Выбрать главу

Федор Несторович подошел к колодцу. Он перекосился и осел так, что сверху остался только низенький, в два бревна, сруб, густо заплатанный мохом. Заглянул вниз. Вода была близко. В ней плавал мусор, плавали лягушки, раздвигая лапки и вытаращив в небо лупатые холодные глаза. Федор Несторович ткнул в воду костылем, и лягушки нырнули.

— Ишь проклятые? — сказал возмущенно и даже гневно, будто ему непременно нужно было набрать этой воды…

Но вот у колодца как-то сразу стемнело, вода ушла глубже, зловеще заблестела зелеными пузырьками.

Федор Несторозич оглянулся — из-за Макаровой хаты выкатывалась туча, укрывая поляну преждевременными сумерками. Сверкнула молния, громыхнул гром, словно на железную крышу высыпали полный мешок каштанов. И на какой-то миг между рождением и смертью молнии он увидел на фоне тучи белые стены своей старенькой хаты, перекошенной, с потрескавшейся низенькой завалинкой, по которой деловито сновали красные божьи коровки, прячась от непогоды в щели. Шальной ветер рвал ворота, оббивал на акациях рыжие плоские стручочки, и они жужжали в воздухе, как шмели. А он с отцом бегал вокруг копны сена, пытаясь удержать ее вилами.

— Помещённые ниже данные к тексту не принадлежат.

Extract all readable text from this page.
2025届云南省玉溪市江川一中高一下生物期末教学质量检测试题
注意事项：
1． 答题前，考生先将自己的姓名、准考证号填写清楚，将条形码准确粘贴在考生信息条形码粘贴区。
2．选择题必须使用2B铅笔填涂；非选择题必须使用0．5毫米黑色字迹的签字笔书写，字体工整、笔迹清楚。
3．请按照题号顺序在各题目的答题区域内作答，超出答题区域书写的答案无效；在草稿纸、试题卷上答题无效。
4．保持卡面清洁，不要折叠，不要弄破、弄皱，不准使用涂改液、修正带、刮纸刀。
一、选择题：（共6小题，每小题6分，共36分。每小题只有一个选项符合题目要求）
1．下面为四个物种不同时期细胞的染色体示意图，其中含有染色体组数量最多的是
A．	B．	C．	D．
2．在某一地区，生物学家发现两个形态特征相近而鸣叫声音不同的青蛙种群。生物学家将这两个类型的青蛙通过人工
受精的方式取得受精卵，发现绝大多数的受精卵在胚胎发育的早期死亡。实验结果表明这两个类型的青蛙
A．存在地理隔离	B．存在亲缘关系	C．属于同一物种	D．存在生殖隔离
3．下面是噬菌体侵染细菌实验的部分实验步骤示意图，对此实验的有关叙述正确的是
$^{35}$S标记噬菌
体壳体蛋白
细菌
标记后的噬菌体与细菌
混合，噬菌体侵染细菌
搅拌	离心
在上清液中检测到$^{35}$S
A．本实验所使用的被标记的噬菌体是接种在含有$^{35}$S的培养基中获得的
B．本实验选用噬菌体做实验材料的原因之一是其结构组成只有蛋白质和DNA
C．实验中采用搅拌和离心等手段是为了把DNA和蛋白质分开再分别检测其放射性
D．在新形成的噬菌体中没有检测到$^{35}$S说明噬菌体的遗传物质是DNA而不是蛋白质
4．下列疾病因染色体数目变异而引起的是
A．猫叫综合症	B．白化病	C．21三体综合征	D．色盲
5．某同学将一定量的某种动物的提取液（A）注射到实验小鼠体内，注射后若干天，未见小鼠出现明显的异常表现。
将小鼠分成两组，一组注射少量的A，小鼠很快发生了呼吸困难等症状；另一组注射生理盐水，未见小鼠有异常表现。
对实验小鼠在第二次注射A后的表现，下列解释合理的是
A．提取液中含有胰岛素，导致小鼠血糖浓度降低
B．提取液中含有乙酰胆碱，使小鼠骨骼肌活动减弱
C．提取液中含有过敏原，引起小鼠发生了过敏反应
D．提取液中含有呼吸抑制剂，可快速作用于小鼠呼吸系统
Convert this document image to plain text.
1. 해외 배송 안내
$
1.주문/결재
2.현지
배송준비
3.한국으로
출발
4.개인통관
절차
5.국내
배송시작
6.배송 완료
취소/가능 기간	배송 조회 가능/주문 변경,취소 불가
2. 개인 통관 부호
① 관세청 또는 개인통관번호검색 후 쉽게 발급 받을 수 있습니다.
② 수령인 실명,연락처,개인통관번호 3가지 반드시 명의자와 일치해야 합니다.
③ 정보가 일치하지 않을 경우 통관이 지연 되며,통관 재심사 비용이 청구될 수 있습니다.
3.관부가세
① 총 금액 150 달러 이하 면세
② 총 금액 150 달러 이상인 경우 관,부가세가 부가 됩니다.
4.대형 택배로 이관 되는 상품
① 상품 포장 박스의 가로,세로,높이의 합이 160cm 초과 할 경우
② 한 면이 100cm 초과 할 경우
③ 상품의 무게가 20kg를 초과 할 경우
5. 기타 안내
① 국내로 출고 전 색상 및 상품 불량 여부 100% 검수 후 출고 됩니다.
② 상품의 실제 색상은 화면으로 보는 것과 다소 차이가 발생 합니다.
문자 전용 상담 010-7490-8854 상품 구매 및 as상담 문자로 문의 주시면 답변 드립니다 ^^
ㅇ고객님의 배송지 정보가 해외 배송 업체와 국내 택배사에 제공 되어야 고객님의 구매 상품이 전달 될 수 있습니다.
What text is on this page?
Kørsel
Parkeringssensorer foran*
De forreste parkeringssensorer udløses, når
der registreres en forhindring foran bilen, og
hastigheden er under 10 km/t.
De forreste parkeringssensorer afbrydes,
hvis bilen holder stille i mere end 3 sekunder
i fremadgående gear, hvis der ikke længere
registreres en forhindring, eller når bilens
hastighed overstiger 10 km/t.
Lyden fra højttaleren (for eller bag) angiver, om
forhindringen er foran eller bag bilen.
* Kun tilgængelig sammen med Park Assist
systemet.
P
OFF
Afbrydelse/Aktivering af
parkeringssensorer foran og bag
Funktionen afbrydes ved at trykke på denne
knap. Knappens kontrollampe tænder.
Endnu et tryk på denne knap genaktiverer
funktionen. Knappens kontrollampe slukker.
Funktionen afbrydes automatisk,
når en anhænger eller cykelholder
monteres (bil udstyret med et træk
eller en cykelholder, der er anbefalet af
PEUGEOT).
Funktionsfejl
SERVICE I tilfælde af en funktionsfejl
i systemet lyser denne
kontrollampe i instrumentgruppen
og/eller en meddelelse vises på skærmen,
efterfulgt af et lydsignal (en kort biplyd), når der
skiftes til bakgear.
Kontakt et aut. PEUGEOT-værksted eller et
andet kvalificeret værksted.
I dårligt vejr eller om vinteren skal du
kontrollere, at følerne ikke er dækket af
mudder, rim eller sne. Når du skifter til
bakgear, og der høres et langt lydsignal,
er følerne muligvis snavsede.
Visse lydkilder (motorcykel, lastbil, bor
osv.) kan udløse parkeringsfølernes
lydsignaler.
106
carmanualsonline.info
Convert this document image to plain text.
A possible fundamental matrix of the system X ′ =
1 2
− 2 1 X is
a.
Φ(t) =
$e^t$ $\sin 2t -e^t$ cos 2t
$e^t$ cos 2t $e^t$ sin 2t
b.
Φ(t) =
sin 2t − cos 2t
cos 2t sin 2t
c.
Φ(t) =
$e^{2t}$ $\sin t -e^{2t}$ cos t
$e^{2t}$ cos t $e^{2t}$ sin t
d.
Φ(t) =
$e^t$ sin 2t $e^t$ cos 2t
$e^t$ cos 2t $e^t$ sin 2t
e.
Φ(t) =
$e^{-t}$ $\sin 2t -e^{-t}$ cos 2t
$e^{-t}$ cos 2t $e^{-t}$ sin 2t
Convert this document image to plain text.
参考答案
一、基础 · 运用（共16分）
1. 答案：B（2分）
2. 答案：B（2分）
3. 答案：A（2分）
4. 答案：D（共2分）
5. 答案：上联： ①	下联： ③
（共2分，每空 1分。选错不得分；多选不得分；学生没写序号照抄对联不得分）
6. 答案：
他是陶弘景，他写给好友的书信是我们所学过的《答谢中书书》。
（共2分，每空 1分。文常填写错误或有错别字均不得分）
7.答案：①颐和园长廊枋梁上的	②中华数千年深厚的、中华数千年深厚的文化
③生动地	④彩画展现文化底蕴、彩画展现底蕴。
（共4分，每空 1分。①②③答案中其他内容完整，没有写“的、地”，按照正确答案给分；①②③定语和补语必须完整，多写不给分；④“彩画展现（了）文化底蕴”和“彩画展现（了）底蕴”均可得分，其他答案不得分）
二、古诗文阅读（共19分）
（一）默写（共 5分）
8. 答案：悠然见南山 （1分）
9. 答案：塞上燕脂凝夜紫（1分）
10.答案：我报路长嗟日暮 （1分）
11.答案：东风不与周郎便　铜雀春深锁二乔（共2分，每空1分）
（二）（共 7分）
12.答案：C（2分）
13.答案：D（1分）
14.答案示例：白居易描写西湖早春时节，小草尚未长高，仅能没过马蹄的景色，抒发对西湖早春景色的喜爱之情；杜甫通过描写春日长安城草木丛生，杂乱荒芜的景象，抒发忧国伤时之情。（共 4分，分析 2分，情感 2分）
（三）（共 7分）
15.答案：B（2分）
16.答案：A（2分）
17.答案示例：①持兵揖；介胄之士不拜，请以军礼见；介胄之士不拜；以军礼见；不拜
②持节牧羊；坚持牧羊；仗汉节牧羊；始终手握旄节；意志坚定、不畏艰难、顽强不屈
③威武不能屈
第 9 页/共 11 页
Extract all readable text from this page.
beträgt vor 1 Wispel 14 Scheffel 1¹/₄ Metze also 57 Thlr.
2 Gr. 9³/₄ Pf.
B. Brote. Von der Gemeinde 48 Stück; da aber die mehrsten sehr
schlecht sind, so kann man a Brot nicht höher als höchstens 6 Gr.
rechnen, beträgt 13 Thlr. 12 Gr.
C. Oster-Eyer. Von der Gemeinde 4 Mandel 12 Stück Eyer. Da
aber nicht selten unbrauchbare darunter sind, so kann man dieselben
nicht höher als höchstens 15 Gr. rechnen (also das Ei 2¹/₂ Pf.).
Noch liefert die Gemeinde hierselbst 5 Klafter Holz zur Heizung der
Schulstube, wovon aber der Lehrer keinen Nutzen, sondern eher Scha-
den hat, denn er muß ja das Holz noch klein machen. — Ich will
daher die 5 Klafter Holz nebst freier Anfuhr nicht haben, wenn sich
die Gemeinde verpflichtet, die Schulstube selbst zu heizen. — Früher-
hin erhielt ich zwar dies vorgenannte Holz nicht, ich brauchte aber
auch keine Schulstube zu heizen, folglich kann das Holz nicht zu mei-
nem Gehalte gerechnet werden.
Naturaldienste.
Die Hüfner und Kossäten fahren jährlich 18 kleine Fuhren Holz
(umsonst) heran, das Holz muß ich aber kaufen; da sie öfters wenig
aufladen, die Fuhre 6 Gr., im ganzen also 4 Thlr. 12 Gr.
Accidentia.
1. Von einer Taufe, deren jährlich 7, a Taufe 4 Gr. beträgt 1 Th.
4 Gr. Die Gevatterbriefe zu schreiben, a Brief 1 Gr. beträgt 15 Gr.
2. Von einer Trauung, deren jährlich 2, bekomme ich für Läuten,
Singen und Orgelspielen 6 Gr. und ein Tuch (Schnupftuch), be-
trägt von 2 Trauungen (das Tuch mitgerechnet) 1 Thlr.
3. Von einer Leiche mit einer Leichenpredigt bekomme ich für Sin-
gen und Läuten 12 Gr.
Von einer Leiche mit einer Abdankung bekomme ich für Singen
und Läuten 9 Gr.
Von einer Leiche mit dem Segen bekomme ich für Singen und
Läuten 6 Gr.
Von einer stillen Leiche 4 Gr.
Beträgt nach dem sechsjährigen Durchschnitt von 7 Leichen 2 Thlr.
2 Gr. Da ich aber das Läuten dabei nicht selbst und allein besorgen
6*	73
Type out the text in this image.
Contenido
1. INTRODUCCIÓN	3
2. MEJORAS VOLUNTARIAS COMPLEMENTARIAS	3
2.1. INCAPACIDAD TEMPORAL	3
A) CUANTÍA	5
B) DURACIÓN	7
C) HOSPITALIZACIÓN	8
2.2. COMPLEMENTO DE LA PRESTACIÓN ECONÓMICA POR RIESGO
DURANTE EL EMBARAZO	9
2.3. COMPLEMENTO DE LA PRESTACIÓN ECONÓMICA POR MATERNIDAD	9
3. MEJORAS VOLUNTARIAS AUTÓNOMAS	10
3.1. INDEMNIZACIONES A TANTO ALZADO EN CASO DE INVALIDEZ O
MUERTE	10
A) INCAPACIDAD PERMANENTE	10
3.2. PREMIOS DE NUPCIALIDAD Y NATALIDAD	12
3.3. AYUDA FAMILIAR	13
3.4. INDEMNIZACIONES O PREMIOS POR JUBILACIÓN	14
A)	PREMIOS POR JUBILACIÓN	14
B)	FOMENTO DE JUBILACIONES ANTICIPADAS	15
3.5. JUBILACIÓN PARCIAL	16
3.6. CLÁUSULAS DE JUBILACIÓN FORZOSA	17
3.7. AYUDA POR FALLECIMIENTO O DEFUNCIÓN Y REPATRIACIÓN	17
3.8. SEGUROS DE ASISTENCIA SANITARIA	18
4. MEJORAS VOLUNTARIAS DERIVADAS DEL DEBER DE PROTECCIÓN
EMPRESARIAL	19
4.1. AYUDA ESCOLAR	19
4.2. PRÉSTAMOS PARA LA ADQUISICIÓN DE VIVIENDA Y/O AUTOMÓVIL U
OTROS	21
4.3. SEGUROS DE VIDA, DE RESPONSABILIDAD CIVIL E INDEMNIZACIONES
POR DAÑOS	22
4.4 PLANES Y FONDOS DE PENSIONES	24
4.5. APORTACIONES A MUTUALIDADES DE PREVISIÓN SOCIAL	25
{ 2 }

— Бревно, Федя, бревно забрось наверх? — кричал отец и лихо, по-молодецки сверкал глазами.

Но копенку все-таки перекинуло, и сено целыми охапками покатилось на огород. Тогда отец швырнул вилы и сказал:

— Ну и бог с ним. Пусть несет. На край света, врет, не занесет, — плюнул и пошел в хату, неся в опущенных плечах стариковскую усталость.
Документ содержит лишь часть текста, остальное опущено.